Kiev demanded an apology after Slovak Prime Minister Igor Matovič said in a radio interview Wednesday that he promised Russia southwestern Ukraine’s Zakarpattia region in exchange for Sputnik V jabs. Matovič later explained that he was joking and that he did not promise anything in return for the 2 million Sputnik V doses it received Monday, the Slovak Spectator outlet reported.
“Regardless of motives, genre or context, such remarks of the Head of the Slovak Government, which directly allude to the territorial integrity of Ukraine, are categorically unacceptable,” Ukraine’s Foreign Ministry said in a statement.
Russia annexed the Crimean peninsula from Ukraine in 2014 and is widely believed to back eastern Ukrainian rebels in their seven-year separatist campaign that has claimed more than 13,000 lives.
The EU and the United States have issued sanctions against Russia over the annexation, which the Biden administration extended Wednesday for another year and Brussels vowed to keep in place.
“A ‘joke’ sounds especially offensive to the Ukrainian people suffering from the Russian aggression and Russian occupation of the Autonomous Republic of Crimea and the city of Sevastopol as well as parts of the Ukrainian Donbass,” Ukraine’s Foreign Ministry said.
The ministry said it invited the top Slovak diplomat in Kiev to protest the “inappropriate” remarks and Ukraine’s ambassador made a similar “demarche” at the Slovak foreign ministry.
Ukrainian Foreign Minister Dmytro Kuleba, in a separate tweet, offered to exchange several Slovak regions for Sputnik V doses.

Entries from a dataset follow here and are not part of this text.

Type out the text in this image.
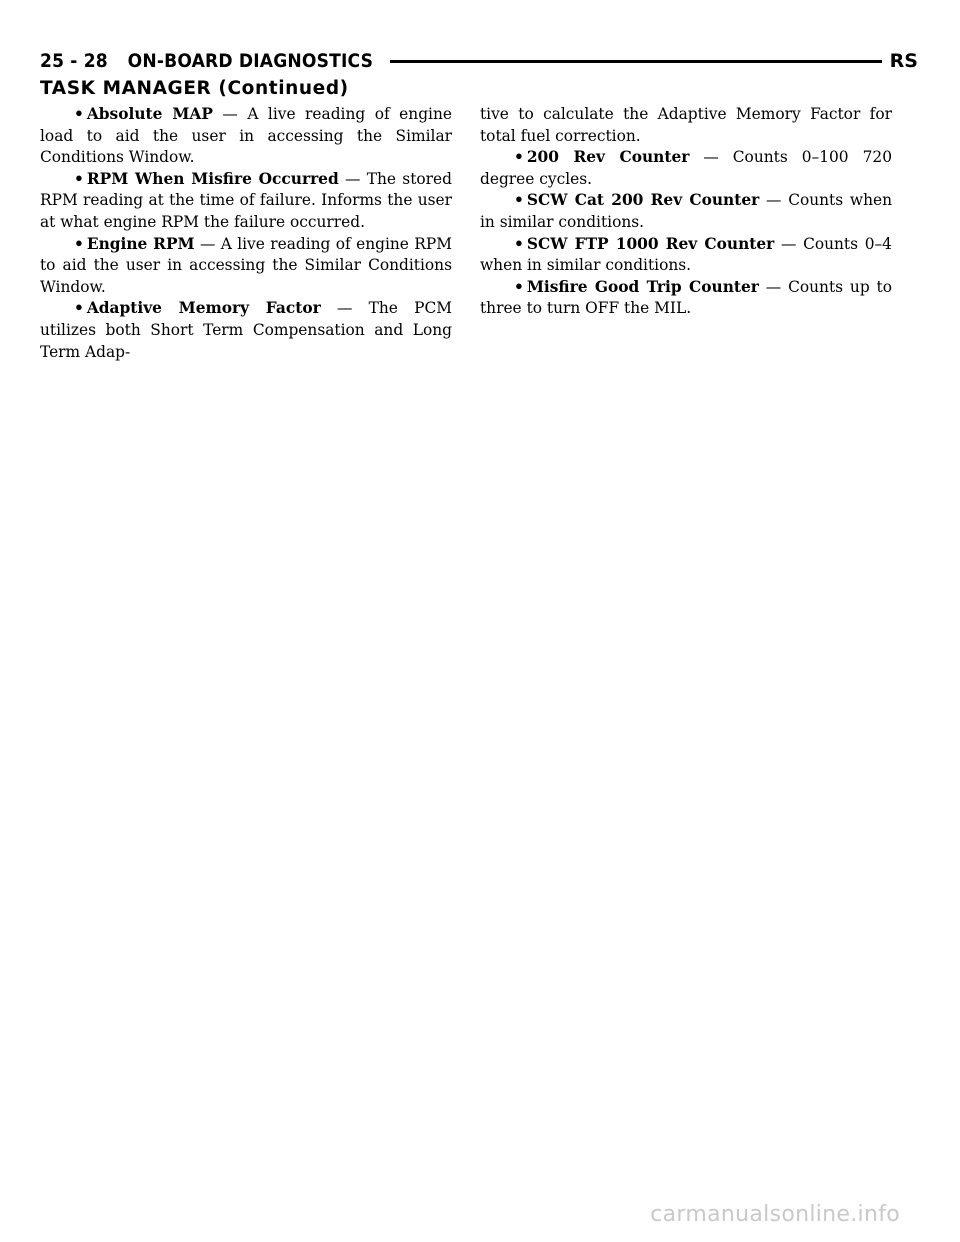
25 - 28 ON-BOARD DIAGNOSTICS	RS
TASK MANAGER (Continued)

• Absolute MAP — A live reading of engine load to aid the user in accessing the Similar Conditions Window.

• RPM When Misfire Occurred — The stored RPM reading at the time of failure. Informs the user at what engine RPM the failure occurred.

• Engine RPM — A live reading of engine RPM to aid the user in accessing the Similar Conditions Window.

• Adaptive Memory Factor — The PCM utilizes both Short Term Compensation and Long Term Adap-

tive to calculate the Adaptive Memory Factor for total fuel correction.

• 200 Rev Counter — Counts 0–100 720 degree cycles.

• SCW Cat 200 Rev Counter — Counts when in similar conditions.

• SCW FTP 1000 Rev Counter — Counts 0–4 when in similar conditions.

• Misfire Good Trip Counter — Counts up to three to turn OFF the MIL.

carmanualsonline.info
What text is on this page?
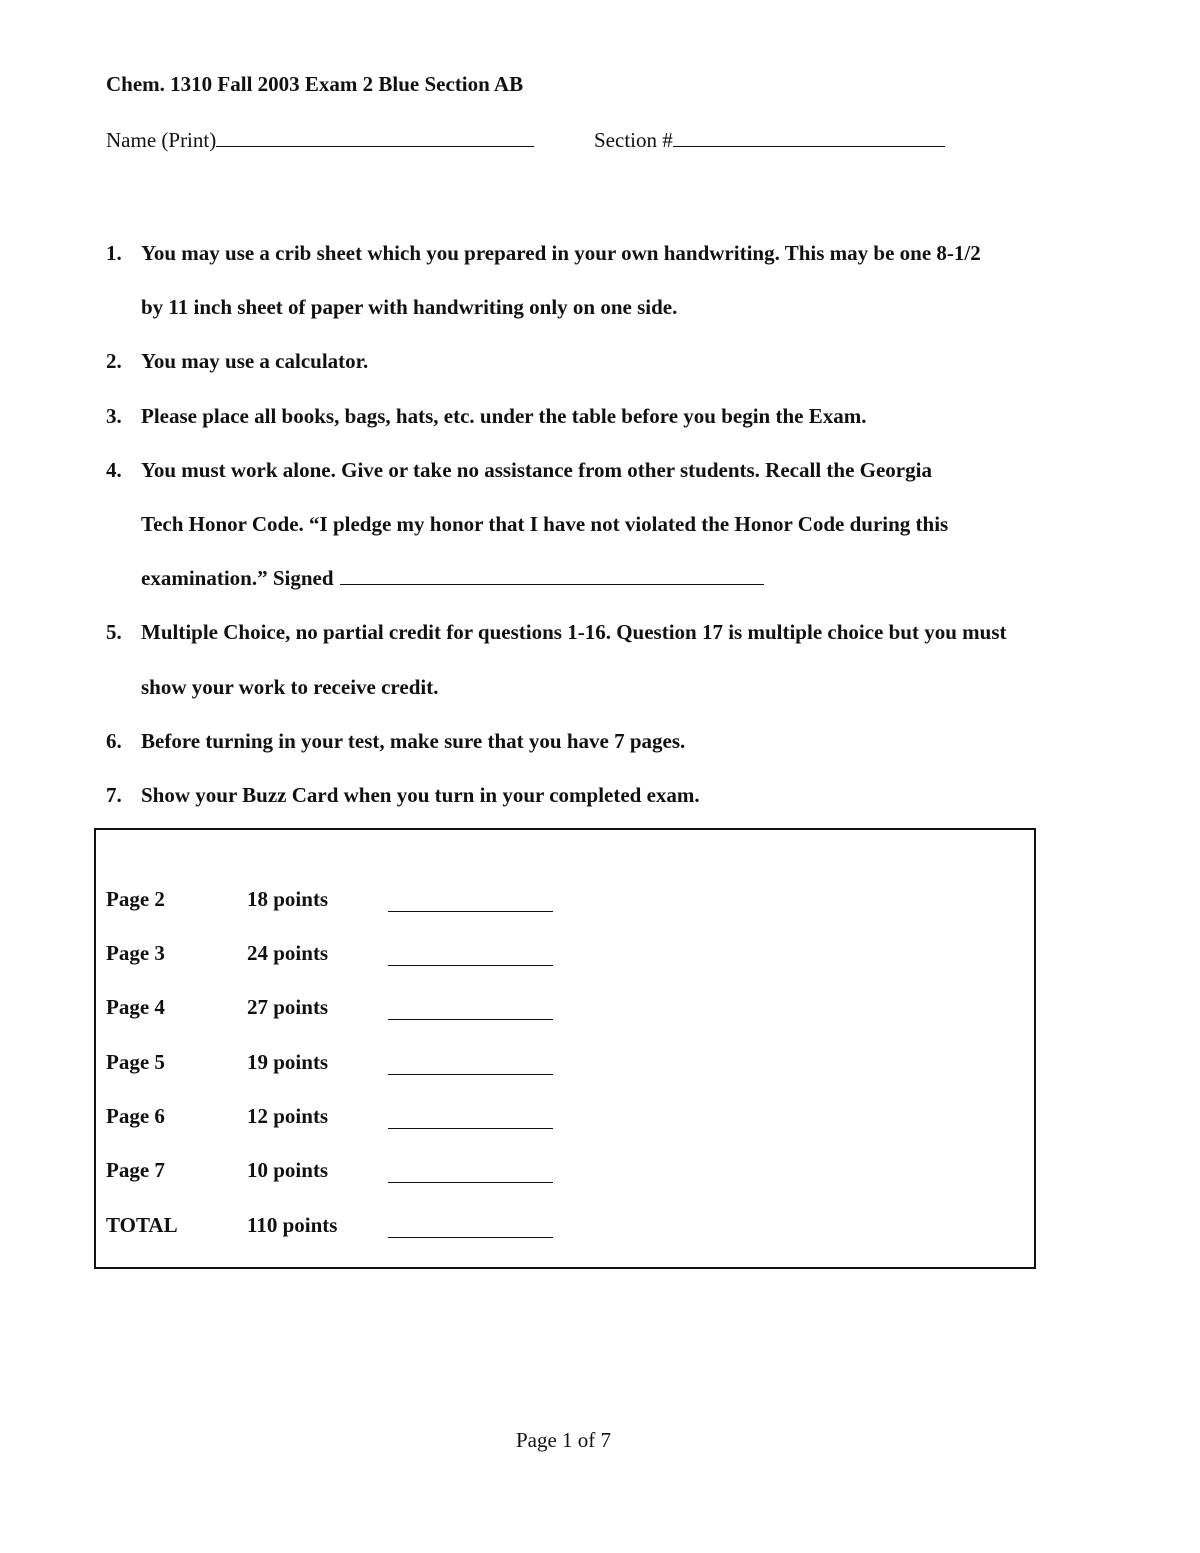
Chem. 1310 Fall 2003 Exam 2 Blue Section AB
Name (Print)	Section #
1. You may use a crib sheet which you prepared in your own handwriting. This may be one 8-1/2 by 11 inch sheet of paper with handwriting only on one side.
2. You may use a calculator.
3. Please place all books, bags, hats, etc. under the table before you begin the Exam.
4. You must work alone. Give or take no assistance from other students. Recall the Georgia Tech Honor Code. “I pledge my honor that I have not violated the Honor Code during this examination.” Signed
5. Multiple Choice, no partial credit for questions 1-16. Question 17 is multiple choice but you must show your work to receive credit.
6. Before turning in your test, make sure that you have 7 pages.
7. Show your Buzz Card when you turn in your completed exam.
Page 2	18 points
Page 3	24 points
Page 4	27 points
Page 5	19 points
Page 6	12 points
Page 7	10 points
TOTAL	110 points
Page 1 of 7
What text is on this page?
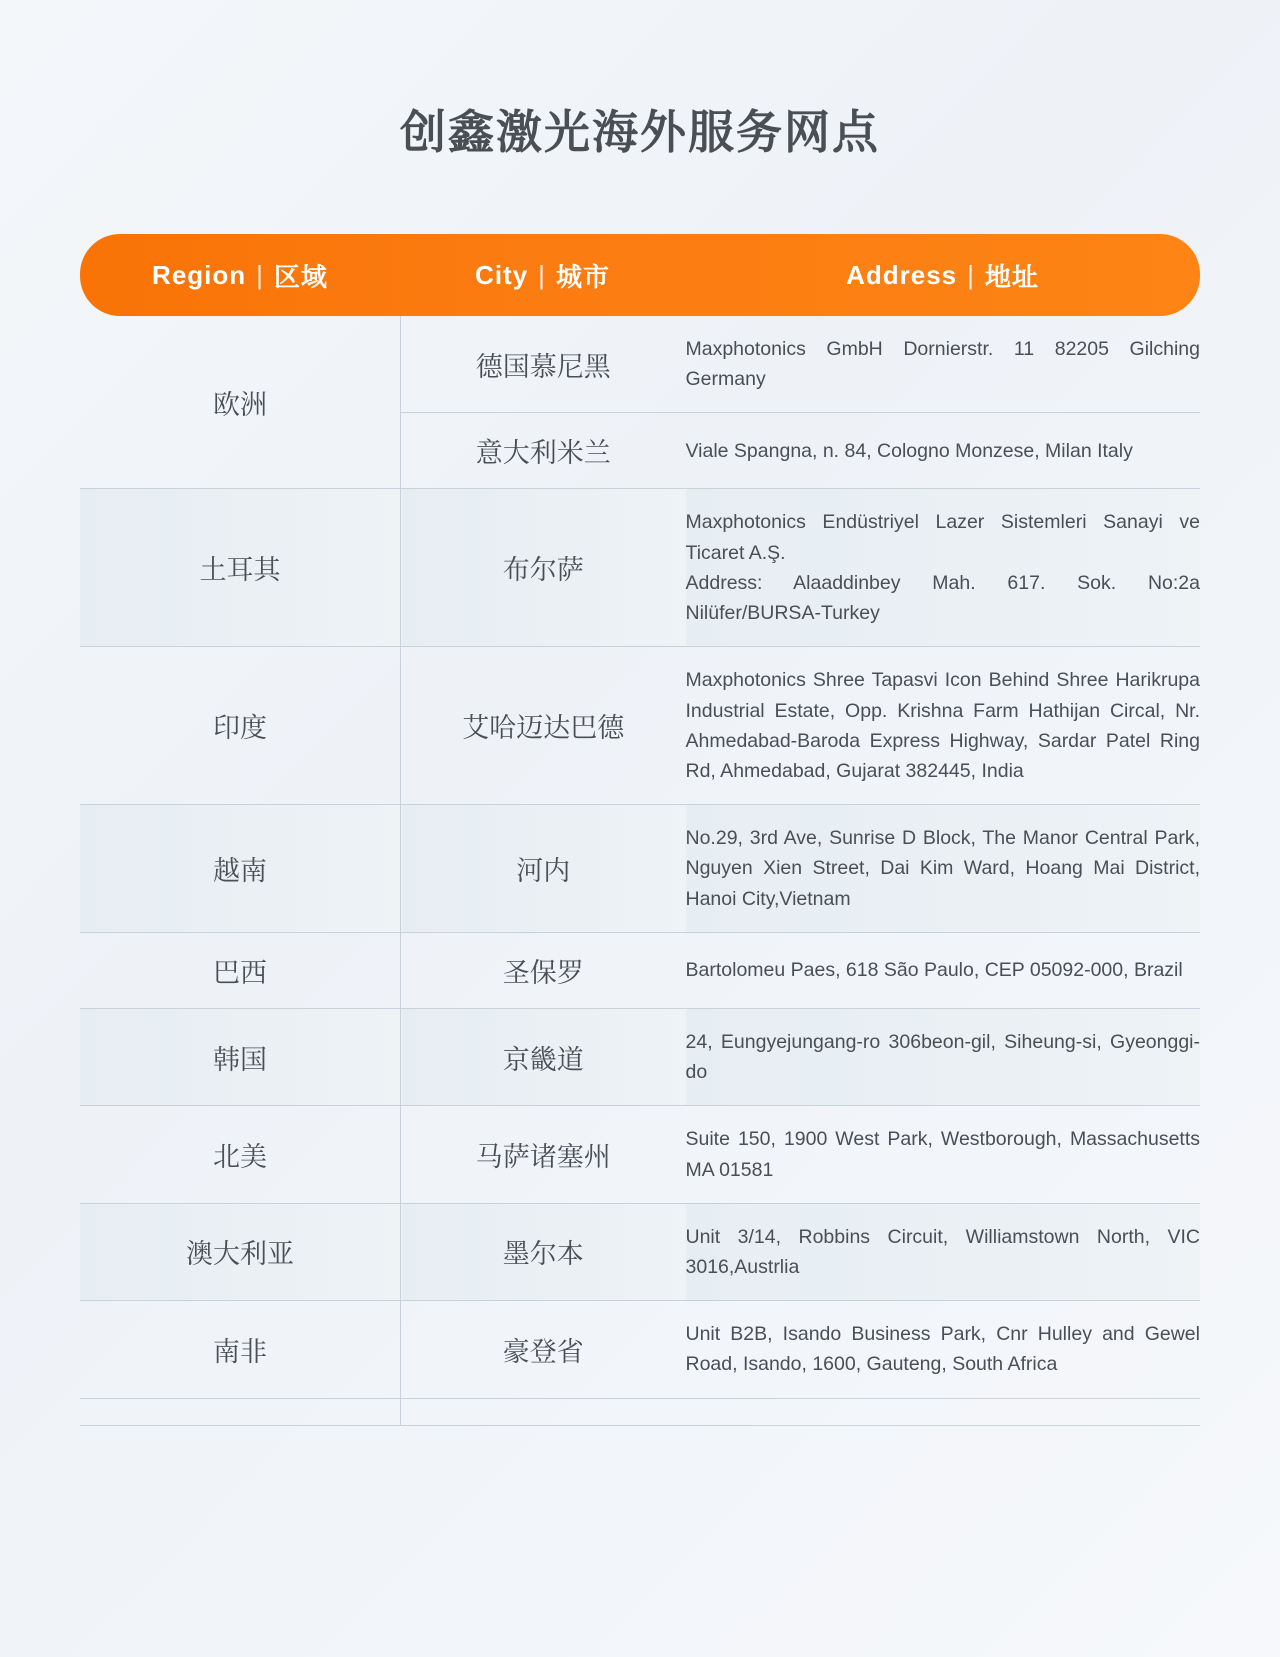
创鑫激光海外服务网点
Region | 区域	City | 城市	Address | 地址
欧洲	德国慕尼黑	Maxphotonics GmbH Dornierstr. 11 82205 Gilching Germany
	意大利米兰	Viale Spangna, n. 84, Cologno Monzese, Milan Italy
土耳其	布尔萨	Maxphotonics Endüstriyel Lazer Sistemleri Sanayi ve Ticaret A.Ş.
Address: Alaaddinbey Mah. 617. Sok. No:2a Nilüfer/BURSA-Turkey
印度	艾哈迈达巴德	Maxphotonics Shree Tapasvi Icon Behind Shree Harikrupa Industrial Estate, Opp. Krishna Farm Hathijan Circal, Nr. Ahmedabad-Baroda Express Highway, Sardar Patel Ring Rd, Ahmedabad, Gujarat 382445, India
越南	河内	No.29, 3rd Ave, Sunrise D Block, The Manor Central Park, Nguyen Xien Street, Dai Kim Ward, Hoang Mai District, Hanoi City,Vietnam
巴西	圣保罗	Bartolomeu Paes, 618 São Paulo, CEP 05092-000, Brazil
韩国	京畿道	24, Eungyejungang-ro 306beon-gil, Siheung-si, Gyeonggi-do
北美	马萨诸塞州	Suite 150, 1900 West Park, Westborough, Massachusetts MA 01581
澳大利亚	墨尔本	Unit 3/14, Robbins Circuit, Williamstown North, VIC 3016,Austrlia
南非	豪登省	Unit B2B, Isando Business Park, Cnr Hulley and Gewel Road, Isando, 1600, Gauteng, South Africa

Slovakia is the second European Union member after Hungary to receive Sputnik V doses, bypassing the EU’s approval mechanism as the continent battles one of the world’s highest Covid-19 death rates.
Eastern European countries have expressed increasing interest in Sputnik V, which observers have called a geopolitical tool for the Kremlin, amid the EU’s slow vaccination rollout.